Бессейра, поджидавшая их на Соборной площади, не была так деликатна.
– Давай рассказывай, – потребовала она.
По мнению Джареда, вопрос был неуместен по двум причинам. Во-первых, Дагмар не была склонна говорить. А во-вторых, и главных, место для откровений выбрано неподобающее На Соборную площадь выходил фасад Дома Трибунала, и пусть оттуда зрят гораздо дальше, чем простирается обзор из окон, желательно было быстрее отсюда убраться. Правда, Бесс и не пыталась их задержать. Дагмар направила чалого в сторону Свинцовой башни (тоже не радует глаз, но все же лучше Трибунала), а Бесс и Джаред шли рядом.
– Я ничего не сказала правителю о докторе Поссаре, – произнесла Дагмар, глядя в сторону реки.
– Правильно, – одобрила Бесс.
– Потому что, если б я это рассказала, он бы спросил, каким образом я излечилась. А я не хотела называть имя Джареда.
– И это верно. Нечего в наши дела мешать Трибунал.
– Я не думала о Трибунале. Правитель говорил со мной учтиво, расспрашивал о разных вещах. И мне стало страшно.
– Почему?
– Правитель – опасный человек. Мне так кажется.
– Мне он ничего дурного не сделал.
– Потому что ты ему полезна. И можешь быть полезна впредь. И я, возможно, тоже – как орудие против Раднора. А Джаред ему не нужен, и от него можно избавиться.
Джаред не видел причины, по которой Йорг-Норберт решил бы с ним расправиться. Но ему было радостно слушать, что Дагмар способна думать не только о мертвом возлюбленном.
Бесс предпочла промолчать.
– Сейчас я бы хотела побыть одна, – внезапно сказала Дагмар. – Простите меня, я очень обязана вам обоим… но у меня нет сил говорить. Я поеду в гостиницу и подожду вас там.
– Ты заблудишься! – воспротивился Джаред.
– Нет, я знаю город.
– Ты все время сидела в гостинице!
– Я была здесь раньше. И мы все время ходили по городу…с Динишем. – Она легко перекинула ногу через седло и уселась по-мужски. Наездницей Дагмар оставалась неважной, но танцовщицей – превосходной, и прекрасно держала равновесие.
– Только не езди по Королевскому мосту, – предупредила Бесс. – Лучше сделать крюк, чем пробираться сквозь толпу.
– Хорошо, я поеду по Деревянному.
Она пустила Табиба легкой рысью. Джаред, не отрываясь, смотрел ей вслед.
– Трудно тебе приходится, – заметила Бессейра.
– Я сам этого хотел. Но ей еще тяжелее. Я знаю, она все еще думает о Вальграме. Потому так и рвется, чтоб добиться его оправдания. Иначе ей не освободиться от него.

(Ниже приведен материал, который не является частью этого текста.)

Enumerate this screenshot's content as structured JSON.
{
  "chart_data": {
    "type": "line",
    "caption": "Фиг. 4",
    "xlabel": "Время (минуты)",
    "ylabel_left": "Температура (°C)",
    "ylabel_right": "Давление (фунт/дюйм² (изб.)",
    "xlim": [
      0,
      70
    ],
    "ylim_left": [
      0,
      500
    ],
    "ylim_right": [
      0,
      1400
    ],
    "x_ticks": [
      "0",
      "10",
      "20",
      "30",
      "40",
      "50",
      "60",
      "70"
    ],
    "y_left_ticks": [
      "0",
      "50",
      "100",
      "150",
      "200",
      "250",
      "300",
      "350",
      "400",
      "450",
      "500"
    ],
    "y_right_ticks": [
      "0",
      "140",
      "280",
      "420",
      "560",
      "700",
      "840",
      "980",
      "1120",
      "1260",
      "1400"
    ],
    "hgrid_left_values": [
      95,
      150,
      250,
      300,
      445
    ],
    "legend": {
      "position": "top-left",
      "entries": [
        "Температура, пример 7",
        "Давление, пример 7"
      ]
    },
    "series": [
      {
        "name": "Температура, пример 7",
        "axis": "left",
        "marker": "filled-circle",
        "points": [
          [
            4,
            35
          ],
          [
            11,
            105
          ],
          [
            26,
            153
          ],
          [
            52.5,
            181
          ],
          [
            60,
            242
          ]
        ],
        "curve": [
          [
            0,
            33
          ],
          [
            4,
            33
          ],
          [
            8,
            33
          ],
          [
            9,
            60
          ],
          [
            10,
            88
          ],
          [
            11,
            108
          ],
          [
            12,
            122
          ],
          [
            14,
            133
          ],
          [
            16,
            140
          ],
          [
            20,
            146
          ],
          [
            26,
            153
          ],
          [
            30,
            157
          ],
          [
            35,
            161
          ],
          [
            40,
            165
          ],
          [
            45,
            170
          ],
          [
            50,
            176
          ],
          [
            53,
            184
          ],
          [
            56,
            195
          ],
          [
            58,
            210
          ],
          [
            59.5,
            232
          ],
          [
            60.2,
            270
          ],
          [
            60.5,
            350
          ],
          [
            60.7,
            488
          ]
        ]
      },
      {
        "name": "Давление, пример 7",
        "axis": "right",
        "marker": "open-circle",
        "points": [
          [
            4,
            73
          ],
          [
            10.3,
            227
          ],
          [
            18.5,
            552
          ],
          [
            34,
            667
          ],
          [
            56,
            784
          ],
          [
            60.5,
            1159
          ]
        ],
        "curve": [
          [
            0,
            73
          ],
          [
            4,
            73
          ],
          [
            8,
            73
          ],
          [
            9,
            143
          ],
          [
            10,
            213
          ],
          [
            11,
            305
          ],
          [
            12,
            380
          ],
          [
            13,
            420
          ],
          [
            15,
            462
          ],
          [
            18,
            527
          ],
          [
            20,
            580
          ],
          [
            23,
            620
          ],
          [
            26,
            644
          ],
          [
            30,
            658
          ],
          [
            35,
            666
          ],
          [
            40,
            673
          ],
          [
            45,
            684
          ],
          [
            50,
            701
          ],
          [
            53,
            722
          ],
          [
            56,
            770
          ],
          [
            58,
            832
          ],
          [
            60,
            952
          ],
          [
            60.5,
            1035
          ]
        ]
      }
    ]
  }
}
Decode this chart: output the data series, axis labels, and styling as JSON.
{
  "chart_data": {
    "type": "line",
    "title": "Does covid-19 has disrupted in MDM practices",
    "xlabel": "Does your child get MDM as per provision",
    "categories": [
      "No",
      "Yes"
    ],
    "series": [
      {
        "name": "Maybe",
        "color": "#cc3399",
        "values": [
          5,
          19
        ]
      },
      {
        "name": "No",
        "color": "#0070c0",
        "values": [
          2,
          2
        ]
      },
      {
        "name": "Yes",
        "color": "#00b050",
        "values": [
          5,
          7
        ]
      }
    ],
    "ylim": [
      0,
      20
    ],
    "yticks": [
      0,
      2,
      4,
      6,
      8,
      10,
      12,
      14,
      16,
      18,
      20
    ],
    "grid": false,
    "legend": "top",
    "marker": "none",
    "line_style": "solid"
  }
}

– Тебе виднее. Как будем переправляться – по мосту или наймем лодку?
– Пойдем лучше по Деревянному, – Дагмар они все равно бы не догнали, но для спокойствия души… Словно оправдываясь, он добавил: – Я по Деревянному мосту прошел впервые, как попал в Тримейн…и года с тех пор не будет. И чаще хожу по нему.
– А мне чаще приходилось на лодке переправляться. Ночью мосты перегораживают. У меня и сейчас на Королевском острове лодка припрятана. – После этого сообщения Бесс умолкла, и они прошли путь, не отвлекаясь на разговоры. Лишь когда в самом деле пересекли мост, она сказала:
– Пошли берегом. Я знаю, как дорогу скостить, чтоб между площадью Правосудия и рынком не вилять.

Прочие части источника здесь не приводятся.